HERRERA Ana Ruth VORBECK Michael
Depuis des années, une société pacifique ainsi que le respect des droits de l’homme ont été un objectif principal, mais la migration croissante le rend de plus en plus difficile à y arriver.
Ce dernier temps, la globalisation et l’afflux croissant de migrants ont abouti à une dimension multiculturelle de la société, mais cette réalité n’est toujours pas bien acceptée par tous. L’afflux de migrants est aussi lié au résultat de la pauvreté, des conflits armés, des catastrophes naturelles, le changement de climat, etc.
Cette situation demande de rappeler le respect des droits de l’homme ainsi que des efforts en faveur de la coexistence pacifique et la cohésion sociale. Chaque individu a droit à son développement intégral (créatif, intellectuel, artistique, sportif, etc.) sans regard de son origine, sa race, sa religion, son sexe, etc.

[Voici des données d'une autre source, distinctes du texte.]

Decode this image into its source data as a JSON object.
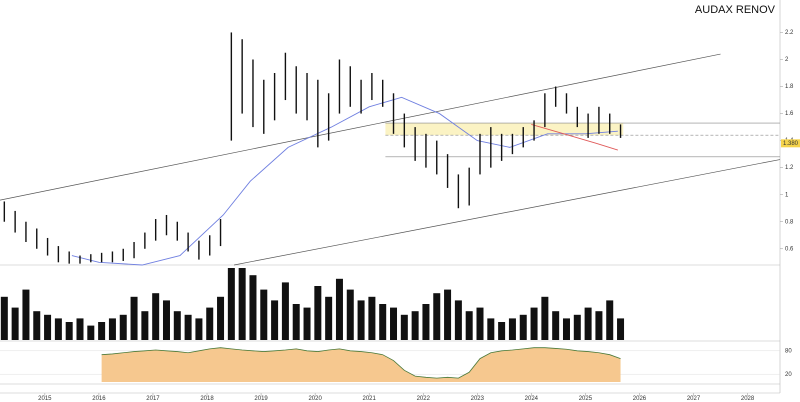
{
  "chart_data": {
    "type": "ohlc",
    "title": "AUDAX RENOV",
    "xlim": [
      2014.17,
      2028.6
    ],
    "xticks": [
      2015,
      2016,
      2017,
      2018,
      2019,
      2020,
      2021,
      2022,
      2023,
      2024,
      2025,
      2026,
      2027,
      2028
    ],
    "ylim": [
      0.48,
      2.44
    ],
    "yticks": [
      0.6,
      0.8,
      1,
      1.2,
      1.4,
      1.6,
      1.8,
      2,
      2.2
    ],
    "x": [
      2014.25,
      2014.45,
      2014.65,
      2014.85,
      2015.05,
      2015.25,
      2015.45,
      2015.65,
      2015.85,
      2016.05,
      2016.25,
      2016.45,
      2016.65,
      2016.85,
      2017.05,
      2017.25,
      2017.45,
      2017.65,
      2017.85,
      2018.05,
      2018.25,
      2018.45,
      2018.65,
      2018.85,
      2019.05,
      2019.25,
      2019.45,
      2019.65,
      2019.85,
      2020.05,
      2020.25,
      2020.45,
      2020.65,
      2020.85,
      2021.05,
      2021.25,
      2021.45,
      2021.65,
      2021.85,
      2022.05,
      2022.25,
      2022.45,
      2022.65,
      2022.85,
      2023.05,
      2023.25,
      2023.45,
      2023.65,
      2023.85,
      2024.05,
      2024.25,
      2024.45,
      2024.65,
      2024.85,
      2025.05,
      2025.25,
      2025.45,
      2025.65
    ],
    "high": [
      0.95,
      0.88,
      0.8,
      0.75,
      0.68,
      0.62,
      0.58,
      0.55,
      0.56,
      0.57,
      0.58,
      0.6,
      0.65,
      0.72,
      0.82,
      0.85,
      0.8,
      0.72,
      0.66,
      0.7,
      0.82,
      2.2,
      2.15,
      2.0,
      1.85,
      1.9,
      2.05,
      1.95,
      1.9,
      1.85,
      1.75,
      2.0,
      1.95,
      1.85,
      1.9,
      1.85,
      1.75,
      1.6,
      1.5,
      1.45,
      1.4,
      1.3,
      1.15,
      1.2,
      1.45,
      1.5,
      1.45,
      1.45,
      1.5,
      1.55,
      1.75,
      1.8,
      1.75,
      1.65,
      1.6,
      1.65,
      1.6,
      1.52
    ],
    "low": [
      0.8,
      0.72,
      0.65,
      0.6,
      0.55,
      0.5,
      0.49,
      0.49,
      0.5,
      0.5,
      0.5,
      0.51,
      0.53,
      0.6,
      0.66,
      0.7,
      0.66,
      0.58,
      0.52,
      0.55,
      0.62,
      1.4,
      1.6,
      1.5,
      1.45,
      1.55,
      1.7,
      1.6,
      1.55,
      1.35,
      1.4,
      1.6,
      1.65,
      1.6,
      1.7,
      1.65,
      1.45,
      1.35,
      1.25,
      1.2,
      1.15,
      1.05,
      0.9,
      0.92,
      1.15,
      1.2,
      1.25,
      1.3,
      1.35,
      1.4,
      1.5,
      1.65,
      1.6,
      1.5,
      1.42,
      1.45,
      1.45,
      1.42
    ],
    "color": "#111111",
    "moving_averages": [
      {
        "color": "#6f7fe0",
        "x": [
          2015.5,
          2016,
          2016.8,
          2017.5,
          2018.3,
          2018.8,
          2019.5,
          2020.3,
          2021,
          2021.6,
          2022.3,
          2023,
          2023.6,
          2024.3,
          2025,
          2025.6
        ],
        "values": [
          0.55,
          0.5,
          0.48,
          0.55,
          0.85,
          1.1,
          1.35,
          1.5,
          1.65,
          1.72,
          1.6,
          1.4,
          1.35,
          1.45,
          1.45,
          1.47
        ]
      },
      {
        "color": "#e05a5a",
        "x": [
          2024,
          2024.6,
          2025.2,
          2025.6
        ],
        "values": [
          1.52,
          1.45,
          1.38,
          1.33
        ]
      }
    ],
    "trendlines": [
      {
        "x": [
          2014.17,
          2027.5
        ],
        "values": [
          0.96,
          2.04
        ]
      },
      {
        "x": [
          2018.5,
          2028.6
        ],
        "values": [
          0.48,
          1.26
        ]
      }
    ],
    "zone": {
      "x": [
        2021.3,
        2025.7
      ],
      "values": [
        1.44,
        1.53
      ],
      "color": "#fbf3c4"
    },
    "levels": [
      1.53,
      1.44,
      1.28
    ],
    "last_price": {
      "value": 1.38,
      "label": "1.380"
    },
    "volume": {
      "color": "#111111",
      "ylim": [
        0,
        100
      ],
      "values": [
        60,
        45,
        70,
        40,
        35,
        30,
        25,
        30,
        20,
        25,
        30,
        35,
        60,
        40,
        65,
        55,
        40,
        35,
        30,
        45,
        60,
        100,
        100,
        90,
        70,
        55,
        80,
        50,
        45,
        75,
        60,
        85,
        70,
        55,
        60,
        50,
        45,
        35,
        40,
        50,
        65,
        70,
        55,
        40,
        45,
        30,
        25,
        30,
        35,
        45,
        60,
        40,
        30,
        35,
        45,
        40,
        55,
        30
      ]
    },
    "oscillator": {
      "color": "#f6c88f",
      "line_color": "#4b7a3a",
      "ylim": [
        0,
        100
      ],
      "yticks": [
        20,
        80
      ],
      "values": [
        null,
        null,
        null,
        null,
        null,
        null,
        null,
        null,
        null,
        70,
        72,
        75,
        78,
        80,
        82,
        80,
        78,
        75,
        80,
        85,
        88,
        85,
        82,
        80,
        78,
        80,
        82,
        85,
        80,
        78,
        82,
        85,
        80,
        78,
        75,
        70,
        55,
        30,
        15,
        12,
        10,
        12,
        10,
        25,
        60,
        75,
        80,
        82,
        85,
        88,
        88,
        86,
        84,
        80,
        78,
        75,
        70,
        60
      ]
    }
  }
}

Les gens ont tendance d’oublier les horreurs de la deuxième guerre mondiale, ayant provoqué des efforts accrus pour bâtir un monde plus pacifique dans lequel toutes les nations et tous les groupes peuvent vivre ensemble en coopération. Ainsi en 1945 furent crées les Nations Unies avec l’UNESCO pour l’éducation et la culture et la Déclaration universelle des droits de l’homme fut adoptée en 1948, suivie en 1949 par la création du Conseil de l’Europe avec sa Convention Européenne des droits de l’homme, adoptée en 1950. Plus tard, la Communauté Économique Européenne – actuellement appelée Union Européenne (UE) – fut créé.
Malheureusement, certains pays ainsi que beaucoup de partis politiques populaires sont sceptiques en ce qui concerne une coopération régionale ou internationale croissante et l’intégration, rejetant l’idée des organisations supranationales telle que l’UE – que le Royaume Uni vient de quitter (Brexit). Beaucoup semblent préférer « splendid isolation », basée sur une histoire nationale présumée de gloire.
Quand même, la globalisation va continuer et la population sera obligée d’accepter des contacts internationaux et des problèmes en commun. Tout cela exige une dimension internationale et multiculturelle renforcée à l’école, dans l’enseignement supérieur et dans l’éducation des adultes. En d’autres mots : l’éducation multiculturelle à travers le monde ne sera pas à renforcer uniquement les premières années de la vie, mais elle demandera un effort continu, adapté aux conditions locales spécifiques et aux besoins globaux.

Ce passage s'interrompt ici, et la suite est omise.